Search code examples
rprobability

The probability of a variable occurring more than once in a dataset


I am working on a dataset with roughly 38.000 observations on trending YouTube videos. One particular video can have multiple observations; meaning that one video can trend multiple times or for a longer period than one day.

The above is true, which we know, but I am trying to figure out how to calculate the probability of a video being observed more than one time in this dataset. P(X > 1)

Refer to the below image I have plotted with barplot(head(table(df$video_id))): enter image description here

We can tell that out of these 6 videos, 5 have more than one observation which equals a probability of 83.33%. How can I figure out the same on the whole dataset? While I am not necessarily trying to visualize it (which would be a bonus), I am simply curious on how to calculate the probability of a video_id occuring more than one time in the ~38.000 observations.

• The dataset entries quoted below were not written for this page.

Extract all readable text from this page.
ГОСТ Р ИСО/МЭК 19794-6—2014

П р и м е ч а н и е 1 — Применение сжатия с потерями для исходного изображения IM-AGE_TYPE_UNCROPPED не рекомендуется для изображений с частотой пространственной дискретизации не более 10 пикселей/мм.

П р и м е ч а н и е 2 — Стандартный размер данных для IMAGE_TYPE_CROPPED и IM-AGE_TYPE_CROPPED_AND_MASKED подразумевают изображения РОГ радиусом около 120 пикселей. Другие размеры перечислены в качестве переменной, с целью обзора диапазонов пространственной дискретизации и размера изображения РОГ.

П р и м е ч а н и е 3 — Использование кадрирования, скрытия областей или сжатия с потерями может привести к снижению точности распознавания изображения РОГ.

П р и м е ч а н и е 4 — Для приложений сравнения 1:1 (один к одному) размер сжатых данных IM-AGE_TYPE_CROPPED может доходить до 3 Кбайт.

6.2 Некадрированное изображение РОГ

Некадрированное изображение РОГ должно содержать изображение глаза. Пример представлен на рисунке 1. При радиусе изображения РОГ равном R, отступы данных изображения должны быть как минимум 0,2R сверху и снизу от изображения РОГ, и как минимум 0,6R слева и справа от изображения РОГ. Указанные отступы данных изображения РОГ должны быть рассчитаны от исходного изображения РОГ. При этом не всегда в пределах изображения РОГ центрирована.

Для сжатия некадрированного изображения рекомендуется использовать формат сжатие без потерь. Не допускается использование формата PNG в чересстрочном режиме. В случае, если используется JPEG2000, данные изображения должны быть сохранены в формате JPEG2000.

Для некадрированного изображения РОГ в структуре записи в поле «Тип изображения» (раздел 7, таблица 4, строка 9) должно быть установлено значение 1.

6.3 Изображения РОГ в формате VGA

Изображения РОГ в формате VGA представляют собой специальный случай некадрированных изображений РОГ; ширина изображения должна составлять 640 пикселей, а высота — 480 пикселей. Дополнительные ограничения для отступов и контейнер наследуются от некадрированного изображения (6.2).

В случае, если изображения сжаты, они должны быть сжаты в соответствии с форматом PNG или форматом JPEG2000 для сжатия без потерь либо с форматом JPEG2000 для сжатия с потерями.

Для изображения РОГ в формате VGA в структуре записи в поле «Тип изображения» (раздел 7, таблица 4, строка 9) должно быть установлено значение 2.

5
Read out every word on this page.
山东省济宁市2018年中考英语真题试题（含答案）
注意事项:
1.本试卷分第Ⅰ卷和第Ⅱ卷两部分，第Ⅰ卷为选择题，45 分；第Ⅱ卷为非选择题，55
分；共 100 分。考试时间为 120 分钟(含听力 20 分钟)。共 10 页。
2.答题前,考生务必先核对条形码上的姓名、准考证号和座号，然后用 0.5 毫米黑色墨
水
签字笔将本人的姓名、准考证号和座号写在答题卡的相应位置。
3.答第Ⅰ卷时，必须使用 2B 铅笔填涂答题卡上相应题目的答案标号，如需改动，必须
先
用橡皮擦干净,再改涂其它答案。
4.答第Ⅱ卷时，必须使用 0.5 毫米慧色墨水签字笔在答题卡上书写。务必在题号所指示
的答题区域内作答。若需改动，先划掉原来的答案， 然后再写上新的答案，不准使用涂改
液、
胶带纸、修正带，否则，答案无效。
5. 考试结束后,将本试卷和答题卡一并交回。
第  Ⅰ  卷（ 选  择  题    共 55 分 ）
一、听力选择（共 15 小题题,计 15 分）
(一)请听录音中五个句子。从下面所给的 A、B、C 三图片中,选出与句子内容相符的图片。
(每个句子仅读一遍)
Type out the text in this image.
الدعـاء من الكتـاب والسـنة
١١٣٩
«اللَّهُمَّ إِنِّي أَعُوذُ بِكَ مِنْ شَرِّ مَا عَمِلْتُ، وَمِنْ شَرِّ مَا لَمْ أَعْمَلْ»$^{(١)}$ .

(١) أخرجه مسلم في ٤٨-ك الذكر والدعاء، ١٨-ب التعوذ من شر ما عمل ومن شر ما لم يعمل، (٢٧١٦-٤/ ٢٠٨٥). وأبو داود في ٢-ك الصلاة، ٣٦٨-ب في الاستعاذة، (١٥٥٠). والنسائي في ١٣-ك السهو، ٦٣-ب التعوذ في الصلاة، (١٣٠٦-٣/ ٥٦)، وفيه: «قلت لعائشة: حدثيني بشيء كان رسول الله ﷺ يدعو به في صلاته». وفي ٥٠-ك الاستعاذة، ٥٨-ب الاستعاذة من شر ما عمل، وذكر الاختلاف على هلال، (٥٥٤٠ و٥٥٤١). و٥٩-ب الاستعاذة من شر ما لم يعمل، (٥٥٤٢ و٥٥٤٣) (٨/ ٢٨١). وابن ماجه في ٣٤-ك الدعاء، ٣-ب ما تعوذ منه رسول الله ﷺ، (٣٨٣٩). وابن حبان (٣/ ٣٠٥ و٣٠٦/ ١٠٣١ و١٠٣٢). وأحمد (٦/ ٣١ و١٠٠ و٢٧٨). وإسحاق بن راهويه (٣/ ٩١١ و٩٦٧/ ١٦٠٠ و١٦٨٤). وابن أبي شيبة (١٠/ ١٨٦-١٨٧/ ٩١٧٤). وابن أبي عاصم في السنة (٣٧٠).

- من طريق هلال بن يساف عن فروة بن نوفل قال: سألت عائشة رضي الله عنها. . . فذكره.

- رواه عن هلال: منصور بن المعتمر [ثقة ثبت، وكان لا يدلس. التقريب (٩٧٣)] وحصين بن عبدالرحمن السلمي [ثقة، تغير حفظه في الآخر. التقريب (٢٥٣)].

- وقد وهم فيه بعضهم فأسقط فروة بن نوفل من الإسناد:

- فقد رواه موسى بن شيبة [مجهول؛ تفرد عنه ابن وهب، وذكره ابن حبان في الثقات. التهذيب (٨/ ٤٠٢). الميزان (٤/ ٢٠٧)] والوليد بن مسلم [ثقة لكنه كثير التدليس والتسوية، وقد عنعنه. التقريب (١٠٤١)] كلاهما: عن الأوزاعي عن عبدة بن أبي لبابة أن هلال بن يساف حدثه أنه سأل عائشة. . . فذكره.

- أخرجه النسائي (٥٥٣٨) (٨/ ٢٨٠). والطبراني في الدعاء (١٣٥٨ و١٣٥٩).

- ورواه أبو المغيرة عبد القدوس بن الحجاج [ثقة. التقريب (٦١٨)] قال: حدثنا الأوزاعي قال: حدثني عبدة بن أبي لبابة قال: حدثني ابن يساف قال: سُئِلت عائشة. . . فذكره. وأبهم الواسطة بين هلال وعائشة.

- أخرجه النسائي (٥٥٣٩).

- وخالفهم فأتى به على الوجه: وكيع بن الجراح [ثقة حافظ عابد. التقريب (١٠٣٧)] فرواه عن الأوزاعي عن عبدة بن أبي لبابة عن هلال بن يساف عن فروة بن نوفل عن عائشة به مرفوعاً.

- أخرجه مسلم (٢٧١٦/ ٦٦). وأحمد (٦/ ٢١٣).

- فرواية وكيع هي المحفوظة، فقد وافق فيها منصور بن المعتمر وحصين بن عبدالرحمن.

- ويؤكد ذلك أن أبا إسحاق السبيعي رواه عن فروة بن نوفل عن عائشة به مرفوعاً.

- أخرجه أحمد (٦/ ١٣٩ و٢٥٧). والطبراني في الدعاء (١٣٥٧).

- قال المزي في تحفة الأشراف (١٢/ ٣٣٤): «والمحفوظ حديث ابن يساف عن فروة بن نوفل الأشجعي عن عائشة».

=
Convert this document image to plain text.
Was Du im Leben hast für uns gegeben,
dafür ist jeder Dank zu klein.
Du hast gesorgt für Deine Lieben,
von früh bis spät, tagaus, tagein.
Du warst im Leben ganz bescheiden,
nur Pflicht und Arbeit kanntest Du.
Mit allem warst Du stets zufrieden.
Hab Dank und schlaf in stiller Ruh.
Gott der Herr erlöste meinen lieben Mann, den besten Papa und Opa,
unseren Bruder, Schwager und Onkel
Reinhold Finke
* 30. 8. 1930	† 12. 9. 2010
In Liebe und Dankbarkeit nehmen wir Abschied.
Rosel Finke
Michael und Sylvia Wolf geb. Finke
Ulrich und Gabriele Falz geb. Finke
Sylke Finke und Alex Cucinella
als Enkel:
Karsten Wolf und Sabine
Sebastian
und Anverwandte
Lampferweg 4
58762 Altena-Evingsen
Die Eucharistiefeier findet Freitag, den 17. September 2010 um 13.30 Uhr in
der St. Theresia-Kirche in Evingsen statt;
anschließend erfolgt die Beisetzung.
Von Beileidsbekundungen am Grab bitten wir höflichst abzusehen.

Here's a sample 20 observations: https://pastebin.com/Tx9ebH2c


Solution

  • You have most of what you need:

    tbl <- table(df$video_id)
    p <- sum(tbl > 1)/length(tbl)
    p
    # [1] 0.5
    

    For your sample data set half of the videos occur more than once. The length of the table is the number of different videos so dividing by that gives you the proportion of videos viewed more than once. You could do a simple bar plot to show the proportion of videos viewed more than once versus the proportion viewed only once.

    barplot(c(p, 1-p))